Would you prefer tighter integrations (LangChain, Haystack, etc.) or a more “build-it-yourself” style?

Feedback, criticism, or collaboration ideas are all welcome. — Varshith (varshith.gudur17@gmail.com )

how much was this vibe coded? looks cool but its too much for me to digest.

where did you get the original mental model to begin building it?

  • It’s definitely dense, but not as wild as it looks. The mental model was: take the core building blocks from FAISS and Milvus, make them composable in Python, and expose everything clearly.

    The “vibe” part came from trying to make it feel like a system that could run in production, not just a toy. So yeah, it’s a little heavy, but it earned the vibe honestly.

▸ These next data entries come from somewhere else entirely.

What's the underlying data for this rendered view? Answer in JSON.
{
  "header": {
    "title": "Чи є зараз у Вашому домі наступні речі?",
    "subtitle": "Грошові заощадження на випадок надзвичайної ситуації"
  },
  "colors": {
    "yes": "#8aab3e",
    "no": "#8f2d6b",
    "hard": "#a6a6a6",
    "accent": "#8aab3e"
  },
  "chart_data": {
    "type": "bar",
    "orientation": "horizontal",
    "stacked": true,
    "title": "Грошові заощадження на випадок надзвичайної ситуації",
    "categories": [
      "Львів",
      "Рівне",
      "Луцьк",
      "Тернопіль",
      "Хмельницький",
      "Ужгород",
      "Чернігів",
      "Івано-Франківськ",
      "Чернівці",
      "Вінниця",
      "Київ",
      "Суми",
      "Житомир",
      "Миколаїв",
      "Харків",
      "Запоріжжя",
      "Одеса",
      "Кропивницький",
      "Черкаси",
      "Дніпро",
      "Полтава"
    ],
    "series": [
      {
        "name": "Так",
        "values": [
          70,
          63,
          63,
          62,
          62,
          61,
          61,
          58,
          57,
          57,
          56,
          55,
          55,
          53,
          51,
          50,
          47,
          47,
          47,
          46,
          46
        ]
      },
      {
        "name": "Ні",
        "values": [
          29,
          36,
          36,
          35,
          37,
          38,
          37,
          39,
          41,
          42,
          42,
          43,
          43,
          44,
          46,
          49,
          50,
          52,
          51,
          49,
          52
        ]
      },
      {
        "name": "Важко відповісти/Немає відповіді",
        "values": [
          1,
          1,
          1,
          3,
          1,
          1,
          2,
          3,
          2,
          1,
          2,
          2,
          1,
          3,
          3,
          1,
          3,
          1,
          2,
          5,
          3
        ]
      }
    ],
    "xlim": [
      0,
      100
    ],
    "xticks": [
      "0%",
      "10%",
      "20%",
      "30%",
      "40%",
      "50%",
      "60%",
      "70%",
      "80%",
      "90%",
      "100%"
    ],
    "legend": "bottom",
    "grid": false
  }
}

What’s the advantage if this being in python?

  • The point isn’t raw speed it’s hackability. You can plug in new models or indexing layers in minutes without dropping to C++.

  • I think the “simple, modular, and extensible” makes this interesting. And for those, it being written in Python are relevant.

    • Exactly Python makes the whole stack composable instead of compiled shut. That’s where the fun (and flexibility) lives.

dude you already missed the window.

nothing is better than sqlite as a library and don't use high perforamnce as your value for a python product

  • SQLite’s perfect if you’ve got rows and tables. Valori’s for when you’ve got embeddings and chaos.